The sartorial ensemble is the creation of the innovative designer Vivienne Westwood. Her designs for the rest of the cast are not quite as outlandish, but remain stylish, sexy, and more than a little irreverent. For example, Stephen Spinella, as the Usher, wears a maroon and black cassock (resembling a frock, tightly fitted to accentuate his body in a flattering manner), whereas Chad L. Coleman, as the Cardinal, is dressed in a floor-length gown that emphasizes the feminine qualities of religious robes.

The play's title was originally Sainteté, which means "holiness" in French, and is a feminine noun. "Elle," of course, means "she." At the beginning of the play, a photographer (Anson Mount) waits with Spinella's Usher for the arrival of an unnamed "she." There's a bit of gender confusion within the dialogue itself, as at times it seems to indicate that the person being talked about is a man and at other times, a woman. Eventually, we come to realize that the photographer and usher are talking about the Pope.

When he finally arrives, however, he is not what he should appear to be. That is, he doesn't act much like a Pope. He defecates into a chamber pot, talks crassly, and engages in other inappropriate actions. Cumming is excellent in the role, endowing it with a manic grandeur that electrifies the stage.

In many of Genet's works, the author questions the nature of what we refer to as reality. Role-playing games dominate his plays such as The Maids and The Balcony.

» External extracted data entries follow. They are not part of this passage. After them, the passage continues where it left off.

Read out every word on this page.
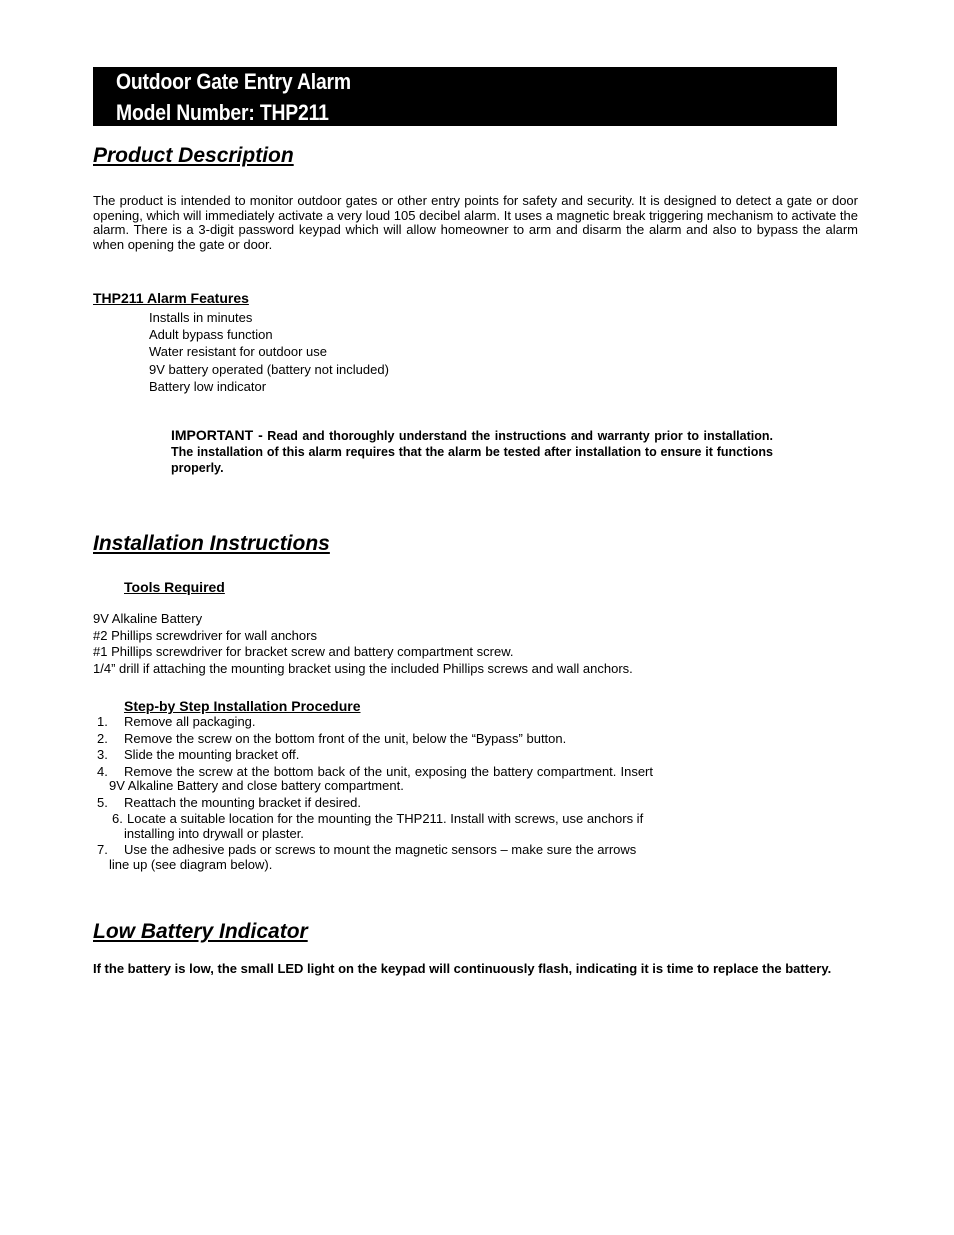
Outdoor Gate Entry Alarm
Model Number: THP211
Product Description

The product is intended to monitor outdoor gates or other entry points for safety and security. It is designed to detect a gate or door opening, which will immediately activate a very loud 105 decibel alarm. It uses a magnetic break triggering mechanism to activate the alarm. There is a 3-digit password keypad which will allow homeowner to arm and disarm the alarm and also to bypass the alarm when opening the gate or door.

THP211 Alarm Features
Installs in minutes
Adult bypass function
Water resistant for outdoor use
9V battery operated (battery not included)
Battery low indicator

IMPORTANT - Read and thoroughly understand the instructions and warranty prior to installation. The installation of this alarm requires that the alarm be tested after installation to ensure it functions properly.

Installation Instructions
Tools Required
9V Alkaline Battery
#2 Phillips screwdriver for wall anchors
#1 Phillips screwdriver for bracket screw and battery compartment screw.
1/4” drill if attaching the mounting bracket using the included Phillips screws and wall anchors.
Step-by Step Installation Procedure
1.	Remove all packaging.
2.	Remove the screw on the bottom front of the unit, below the “Bypass” button.
3.	Slide the mounting bracket off.
4.	Remove the screw at the bottom back of the unit, exposing the battery compartment. Insert 9V Alkaline Battery and close battery compartment.
5.	Reattach the mounting bracket if desired.
6. Locate a suitable location for the mounting the THP211. Install with screws, use anchors if installing into drywall or plaster.
7.	Use the adhesive pads or screws to mount the magnetic sensors – make sure the arrows line up (see diagram below).
Low Battery Indicator

If the battery is low, the small LED light on the keypad will continuously flash, indicating it is time to replace the battery.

In his autobiographical memoir, The Thief's Journal, he talks about how it seems he is defined only through his relationships to his friends: "I exist only through them, who are nothing, existing only through me."

Elle works with similar themes. The Pope bemoans the fact that the image people have of the Pope is not, in fact, his reality. The burden of this representation weighs heavily on him, so much so that he has come to the conclusion that "the only thing left was to destroy the image by refusing to perpetuate it."

He makes his case to the befuddled photographer and is alternately assisted and hindered by Spinella's character, who seems much more than an usher. Spinella also delivers a stand-out performance, commanding the stage when he needs to, and disappearing into the background when required.

Nick Philippou directs this production as the inaugural effort of the Art Party, a new company dedicated to short runs of contemporary work free from the commercial constraints of the theater industry. The company is able to attract top talent such as Tony Award winners Cumming (who is a co-founder of the group) and Spinella. Unfortunately, this also means that the shows won't run long enough to be seen by a lot of people, which is a shame. Although Elle may not be one of Genet's best plays, this production breathes new life into a neglected and nearly forgotten work by one of last century's best writers.